L’un des risques connus des nouveaux accords de poursuite suspendue, outre la politisation du système de justice criminelle pour les grandes entreprises aux États-Unis, est une plus grande clémence du système de justice envers les entreprises nationales par rapport à leurs concurrents étrangers. Cela conduit à de mauvais signaux du marché et à un climat de faible dissuasion. Ces éléments font également partie de « l’intérêt public » que les procureurs de l’affaire SNC-Lavalin devaient prendre en compte. C’est à eux que le Code criminel confère cette discrétion (à l’Art.715.32 (1)). Ils méritent notre bénéfice du doute s’ils ont pris leur difficile décision comme acteurs juridiques indépendants et en connaissance de cause.

Nous savons maintenant que d’autres accusations criminelles pourraient suivre concernant la corruption alléguée de SNC-Lavalin au Québec. Et puis, il y a les autres problèmes d’affaires de l’entreprise, comme ses opérations minières et ses relations avec l’Arabie saoudite. Face à tout cela, le risque de prise de contrôle par une société étrangère est réel, mais il ne repose pas sur les épaules des procureurs ni sur celles des ministres de la Justice. Ultimement, la responsabilité première des employés de SNC-Lavalin repose sur SNC-Lavalin.

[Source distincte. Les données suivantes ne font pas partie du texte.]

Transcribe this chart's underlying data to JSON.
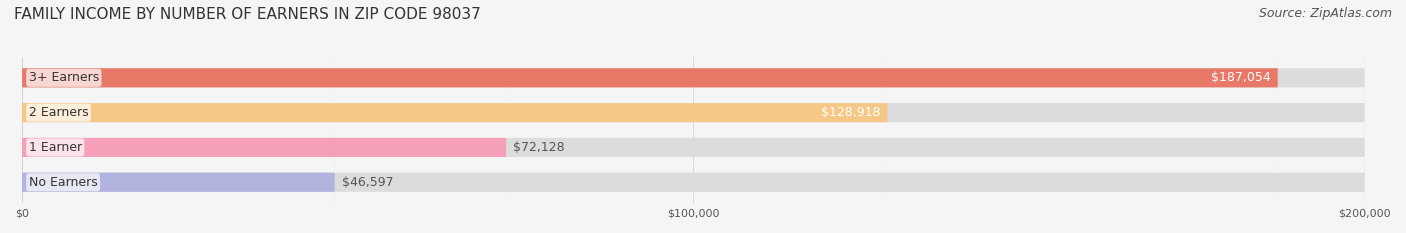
{
  "title": "FAMILY INCOME BY NUMBER OF EARNERS IN ZIP CODE 98037",
  "source": "Source: ZipAtlas.com",
  "categories": [
    "No Earners",
    "1 Earner",
    "2 Earners",
    "3+ Earners"
  ],
  "values": [
    46597,
    72128,
    128918,
    187054
  ],
  "labels": [
    "$46,597",
    "$72,128",
    "$128,918",
    "$187,054"
  ],
  "bar_colors": [
    "#b3b3e0",
    "#f5a0b8",
    "#f5c888",
    "#e87868"
  ],
  "bar_bg_color": "#e8e8e8",
  "background_color": "#f5f5f5",
  "xlim": [
    0,
    200000
  ],
  "xticks": [
    0,
    100000,
    200000
  ],
  "xticklabels": [
    "$0",
    "$100,000",
    "$200,000"
  ],
  "title_fontsize": 11,
  "source_fontsize": 9,
  "label_fontsize": 9,
  "bar_height": 0.55,
  "bar_label_dark": [
    false,
    false,
    true,
    true
  ]
}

Pour être clair, j’estime qu’Ottawa et le gouvernement du Québec devraient aider l’entreprise si elle est vulnérable à une prise de contrôle. Et sur ce point, il n’est pas trop tard pour avoir un bon plan sur la manière d’obtenir l’acceptabilité sociale — à la grandeur du pays — pour qu’une aide financière soit apportée au besoin. Pour le moment, la variable du caractère distinct du Québec pourrait cependant rendre la tempête canadienne encore plus problématique. D’une part, la couverture contre-productive de certains politiciens et observateurs anglophones fait de SNC-Lavalin un ennemi. Mais d’autre part, des politiciens et des observateurs québécois appellent ouvertement au protectionnisme judiciaire de SNC-Lavalin sans penser aux répercussions de leur demande. Nous pouvons nous soucier de la protection de bons emplois en respectant l’intégrité de nos institutions.